De rockers uit de Californische woestijn bestaan al bijna dertig jaar in wisselende samenstellingen, met als enige constante die frontman extraordinaire Josh Homme. Een echte gitaargod die zijn centrale plek in het rockpantheon wel heeft verdiend. De queens zijn allemaal uitzonderlijke muzikanten: die agressief-stoïcijnse bassist Michael Shuman die trouw zijn noten raakt, of drummer Jon Theodore die zo door zijn drumvellen heen lijkt te slaan – deze gasten kunnen rammen zoals weinigen dat kunnen.
De songs doen natuurlijk hun werk. De riff van gouden oude ‘No One Knows’ wordt teruggeblérd als een Seven Nation Army-esque hooliganhit. Maar ook nieuwe favorieten doen het goed, zoals ‘Made To Parade’, met die Eagles-esque dubbele gitaarsolo en een psychedelische heldenrol voor gitarist Troy van Leeuwen. Ze hebben er weinig decor en opsmuk voor nodig: tijdens opener ‘You Think You Ain’t Worth A Dollar, But I Feel Like A Millionaire’ staat de band zowat in het donker, en hoewel de lichtshow langzaam wordt opgevoerd, blijft het allemaal relatief ingetogen.

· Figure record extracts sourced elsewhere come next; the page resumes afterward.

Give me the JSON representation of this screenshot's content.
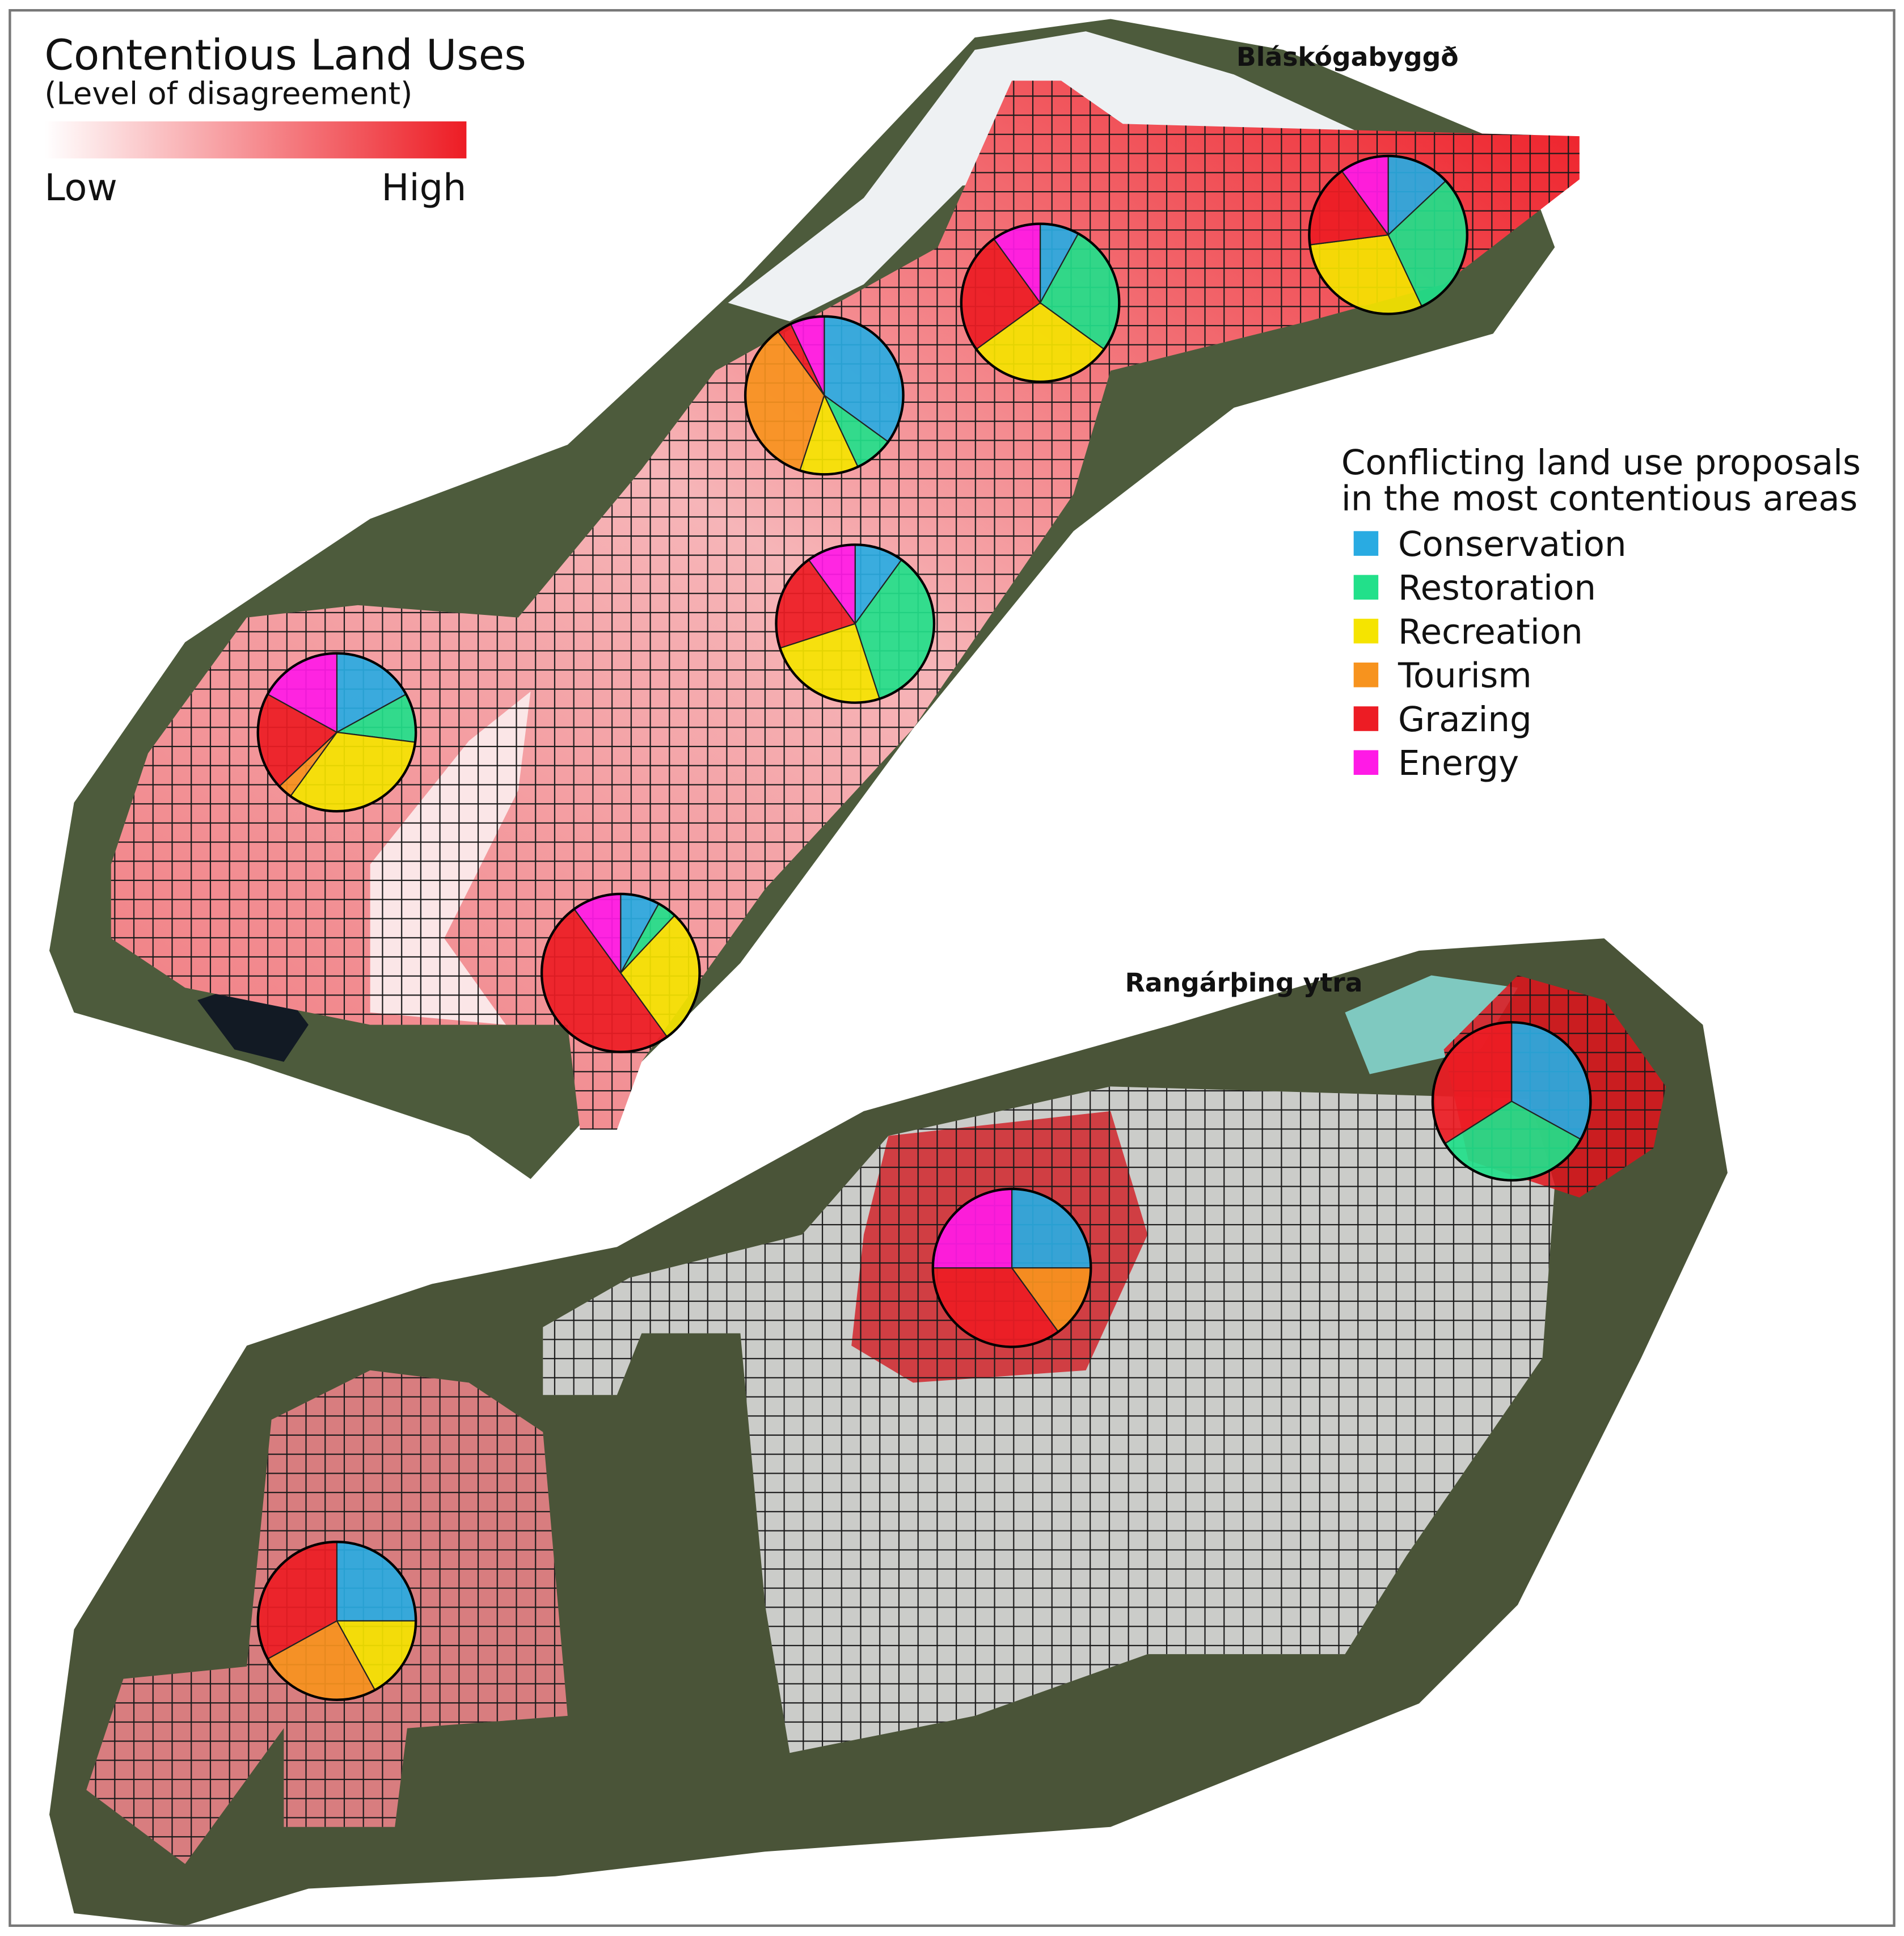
{
  "legend": {
    "title": "Contentious Land Uses",
    "subtitle": "(Level of disagreement)",
    "low": "Low",
    "high": "High"
  },
  "regions": [
    {
      "label": "Bláskógabyggð"
    },
    {
      "label": "Rangárþing ytra"
    }
  ],
  "proposals": {
    "title_lines": [
      "Conflicting land use proposals",
      "in the most contentious areas"
    ],
    "categories": [
      {
        "name": "Conservation",
        "color": "#29abe2"
      },
      {
        "name": "Restoration",
        "color": "#22e08a"
      },
      {
        "name": "Recreation",
        "color": "#f5e400"
      },
      {
        "name": "Tourism",
        "color": "#f7931e"
      },
      {
        "name": "Grazing",
        "color": "#ed1c24"
      },
      {
        "name": "Energy",
        "color": "#ff1ae6"
      }
    ]
  },
  "pies": [
    {
      "values": [
        13,
        30,
        30,
        0,
        17,
        10
      ]
    },
    {
      "values": [
        8,
        27,
        30,
        0,
        25,
        10
      ]
    },
    {
      "values": [
        35,
        8,
        12,
        35,
        3,
        7
      ]
    },
    {
      "values": [
        10,
        35,
        25,
        0,
        20,
        10
      ]
    },
    {
      "values": [
        17,
        10,
        33,
        3,
        20,
        17
      ]
    },
    {
      "values": [
        8,
        4,
        28,
        0,
        50,
        10
      ]
    },
    {
      "values": [
        33,
        33,
        0,
        0,
        34,
        0
      ]
    },
    {
      "values": [
        25,
        0,
        0,
        15,
        35,
        25
      ]
    },
    {
      "values": [
        25,
        0,
        17,
        25,
        33,
        0
      ]
    }
  ]
}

Als frontman laveert Josh Homme steevast tussen de gruizige woestijnrocker en de verleidelijke dandy. Zo’n type dat eerst in een bargevecht raakt, en daarna even lekker met de heupen gaat wiegen bij de jukebox – of andersom. Voor de pianoballade ‘Vampyre of Time and Memory’ – vrij uniek, die spelen ze amper – neemt hij plaats achter de piano. Sigaret in de hand, glas wijn erbij, een pijnlijk gezicht trekken en gaan. Als het met die gitaren allemaal niet was gelukt, had hij altijd nog een carrière als troubadour kunnen najagen. ‘Dankjewel, Dankjewel,’ verzucht hij. ‘We made our first record in Amsterdam, so it feels like coming home.’ Wat een charmeur.
Iets moois om voor te sterven
Normaliter is Queens of the Stone Age van het type plug & play, geen gezeik, herrie maken. Des te bijzonderder is het wanneer Josh Homme tijdens het óók al zelden gespeelde epos ‘Straight Jacket Fitting’ de microfoon pakt, afdaalt naar het publiek, en minutenlang in de zaal verdwijnt. Hij gaat een geïmproviseerd duet aan met de Alpha, en eindigt na een crowdsurf zelfs naast de tent, waar hij een welverdiend biertje krijgt aangereikt.
Op de setlist is ruimte voor songs van vijf verschillende platen, maar het slot is voor het onovertroffen meesterwerk Songs for the Deaf. ‘Go With The Flow’ komt hard binnen, met een extra lading voor die sleutelzin: ‘I want something good to die for, to make it beautiful to live’. Het geeft een nieuw gevoel van urgentie aan een band die al bijna dertig jaar bestaat, maar nog steeds kan spelen alsof er (in de woorden van Homme) geen gisteren is, geen morgen, en alleen vandaag.